Kami mahasiswi semua menuju sungai, bagian hulu rupanya khusus perempuan, bagian hilir sungai untuk laki-laki. Ketika kami ke sana, kaum perempuan di sekitar lingkungan sudah berada di sungai tersebut. Mereka memakai basahan kain sarung batik, ada yang mencuci pakaian ada yang sedang mandi. Teman-teman langsung berganti basahan dan nyemplung sungai.
"Wah ... seger banget airnya bening, Fren,"seru Murni sambil teriak dan berenang.
"Ternyata lumayan dalam, seleher aku," seru Sarah kegirangan.
"Hii, dingin airnya!" pekik Gina.
Hanya aku dan mbak Zarima yang belum turun ke sungai, aku risih mandi pakai bahasan. Kurang bersih nampaknya, biasanya bisa disabun dan dibilas sampai bagian tertentu, ups. Mbak Zarima sepertinya juga ragu.
"Mmm, aku lupa bawa jilbab ganti," katanya
"Gak ada yang ngintip, kan? kalau bukak jilbab?" lanjutnya ragu-ragu.

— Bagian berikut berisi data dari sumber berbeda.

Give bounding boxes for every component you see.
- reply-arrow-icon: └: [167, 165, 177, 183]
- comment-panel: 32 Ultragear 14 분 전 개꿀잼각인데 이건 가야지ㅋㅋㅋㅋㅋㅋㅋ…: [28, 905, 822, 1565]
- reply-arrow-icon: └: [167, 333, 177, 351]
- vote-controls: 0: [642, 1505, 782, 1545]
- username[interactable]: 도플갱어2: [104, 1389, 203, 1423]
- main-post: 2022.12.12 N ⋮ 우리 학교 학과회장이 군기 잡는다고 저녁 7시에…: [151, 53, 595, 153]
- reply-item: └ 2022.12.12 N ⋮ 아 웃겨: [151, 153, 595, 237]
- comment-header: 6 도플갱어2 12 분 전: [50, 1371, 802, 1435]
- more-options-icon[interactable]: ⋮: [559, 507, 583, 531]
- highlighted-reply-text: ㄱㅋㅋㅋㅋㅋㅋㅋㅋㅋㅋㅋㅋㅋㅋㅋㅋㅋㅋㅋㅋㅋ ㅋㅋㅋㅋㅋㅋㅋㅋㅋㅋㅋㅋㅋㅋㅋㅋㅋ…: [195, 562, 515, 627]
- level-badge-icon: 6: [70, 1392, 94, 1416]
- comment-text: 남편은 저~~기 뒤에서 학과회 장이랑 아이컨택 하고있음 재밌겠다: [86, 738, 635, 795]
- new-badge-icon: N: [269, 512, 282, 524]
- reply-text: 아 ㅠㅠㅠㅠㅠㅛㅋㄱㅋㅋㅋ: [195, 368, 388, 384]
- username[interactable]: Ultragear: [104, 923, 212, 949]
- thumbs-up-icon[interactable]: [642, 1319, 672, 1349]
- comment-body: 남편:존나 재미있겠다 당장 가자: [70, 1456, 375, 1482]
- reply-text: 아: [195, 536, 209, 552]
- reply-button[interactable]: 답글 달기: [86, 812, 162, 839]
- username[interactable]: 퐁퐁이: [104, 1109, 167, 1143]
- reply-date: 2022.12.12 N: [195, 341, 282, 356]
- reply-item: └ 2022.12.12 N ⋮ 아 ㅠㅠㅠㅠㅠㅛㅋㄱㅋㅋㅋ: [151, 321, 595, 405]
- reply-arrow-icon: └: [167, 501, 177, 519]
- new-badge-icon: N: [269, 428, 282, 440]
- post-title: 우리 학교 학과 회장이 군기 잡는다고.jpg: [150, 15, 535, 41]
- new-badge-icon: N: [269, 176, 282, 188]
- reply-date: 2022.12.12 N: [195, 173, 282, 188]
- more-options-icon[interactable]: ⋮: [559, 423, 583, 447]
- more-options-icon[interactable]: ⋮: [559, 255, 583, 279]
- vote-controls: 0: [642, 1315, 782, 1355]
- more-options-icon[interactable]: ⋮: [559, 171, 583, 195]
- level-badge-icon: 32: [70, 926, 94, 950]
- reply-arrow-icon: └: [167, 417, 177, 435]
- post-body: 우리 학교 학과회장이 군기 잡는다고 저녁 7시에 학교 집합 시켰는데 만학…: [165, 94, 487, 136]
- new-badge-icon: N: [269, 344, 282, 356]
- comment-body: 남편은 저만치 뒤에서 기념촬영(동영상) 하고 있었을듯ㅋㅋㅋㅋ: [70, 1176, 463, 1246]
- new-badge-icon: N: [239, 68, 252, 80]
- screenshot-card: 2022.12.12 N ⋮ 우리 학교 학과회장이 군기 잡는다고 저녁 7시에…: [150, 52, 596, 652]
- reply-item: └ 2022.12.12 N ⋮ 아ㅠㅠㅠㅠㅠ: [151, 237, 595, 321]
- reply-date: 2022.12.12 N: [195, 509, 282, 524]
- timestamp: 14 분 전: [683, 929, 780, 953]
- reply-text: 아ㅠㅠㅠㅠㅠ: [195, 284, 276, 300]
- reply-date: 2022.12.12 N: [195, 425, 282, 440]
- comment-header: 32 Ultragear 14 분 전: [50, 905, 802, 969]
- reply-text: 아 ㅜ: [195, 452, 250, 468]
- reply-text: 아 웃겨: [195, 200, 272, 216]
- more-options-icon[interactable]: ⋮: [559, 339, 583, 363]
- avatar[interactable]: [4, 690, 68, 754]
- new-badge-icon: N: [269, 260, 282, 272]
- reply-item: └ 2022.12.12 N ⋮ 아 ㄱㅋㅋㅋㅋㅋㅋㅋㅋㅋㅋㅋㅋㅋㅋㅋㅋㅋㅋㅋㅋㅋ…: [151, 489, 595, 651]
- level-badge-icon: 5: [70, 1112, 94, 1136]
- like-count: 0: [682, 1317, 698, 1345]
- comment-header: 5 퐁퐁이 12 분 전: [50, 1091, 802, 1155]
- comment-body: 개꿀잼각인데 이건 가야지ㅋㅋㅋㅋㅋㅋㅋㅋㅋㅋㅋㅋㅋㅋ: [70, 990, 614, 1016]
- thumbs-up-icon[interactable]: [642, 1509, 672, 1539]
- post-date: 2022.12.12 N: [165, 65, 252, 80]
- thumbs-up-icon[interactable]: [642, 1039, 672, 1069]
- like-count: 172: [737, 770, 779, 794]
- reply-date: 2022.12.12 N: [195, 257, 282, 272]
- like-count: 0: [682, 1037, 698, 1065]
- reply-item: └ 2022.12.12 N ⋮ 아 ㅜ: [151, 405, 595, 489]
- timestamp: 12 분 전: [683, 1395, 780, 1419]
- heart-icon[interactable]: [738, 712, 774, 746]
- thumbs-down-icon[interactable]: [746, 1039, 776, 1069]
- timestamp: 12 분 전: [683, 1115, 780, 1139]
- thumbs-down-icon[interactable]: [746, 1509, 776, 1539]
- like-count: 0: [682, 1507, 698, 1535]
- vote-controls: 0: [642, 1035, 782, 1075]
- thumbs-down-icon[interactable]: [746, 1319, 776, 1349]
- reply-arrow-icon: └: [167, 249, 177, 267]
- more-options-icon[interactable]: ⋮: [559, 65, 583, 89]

"Gak ada Mbak, sepertinya di sini cewek semua," jawabku.
"Tapi ini alam terbuka ...,"ucapnya ragu.
"Makanya kita cepat-cepat mandinya, Mbak," kataku bersegera memakai kain bahasan.
Mbak Zarima juga mengikuti langkahku, dan semua yang ada di sungai takjub melihat mbak Zarima membuka jilbab, ck ...ck ... seperti bidadari turun dari khayangan. Kulitnya putih berkilau terkena cahaya matahari sore, memantul di atas permukaan air. Rambutnya ikal panjang sepinggang mengurai indah... bibirnya yang merah tanpa lipstik semakin membuatnya sempurna, beruntung sekali suaminya, aku jadi penasaran seperti apa suaminya? Untung dia sudah bersuami, gak kebayang nanti jadi rebutan kaum lelaki di sini.
Ah, hilang saingan satu, he ... he ... he ....
"Kawan kau cantik nian," kata seorang ibu kepadaku "Masih perawan?" sambungnya.
"Sudah bersuami, Bu," jawabku
"O, syukurlah. Tengok di bukit itu, Dek ..., " kata Ibu itu yang belum kutahu namanya menunjuk salah satu bukit di deretan bukit barisan yang mengapit desa ini.
"Itu bukit Manau," katanya lagi
"Ooo." hanya itu kata yang keluar dari mulutku, tidak tahu apa maksud ibu itu menunjuk bukit tertinggi di sana.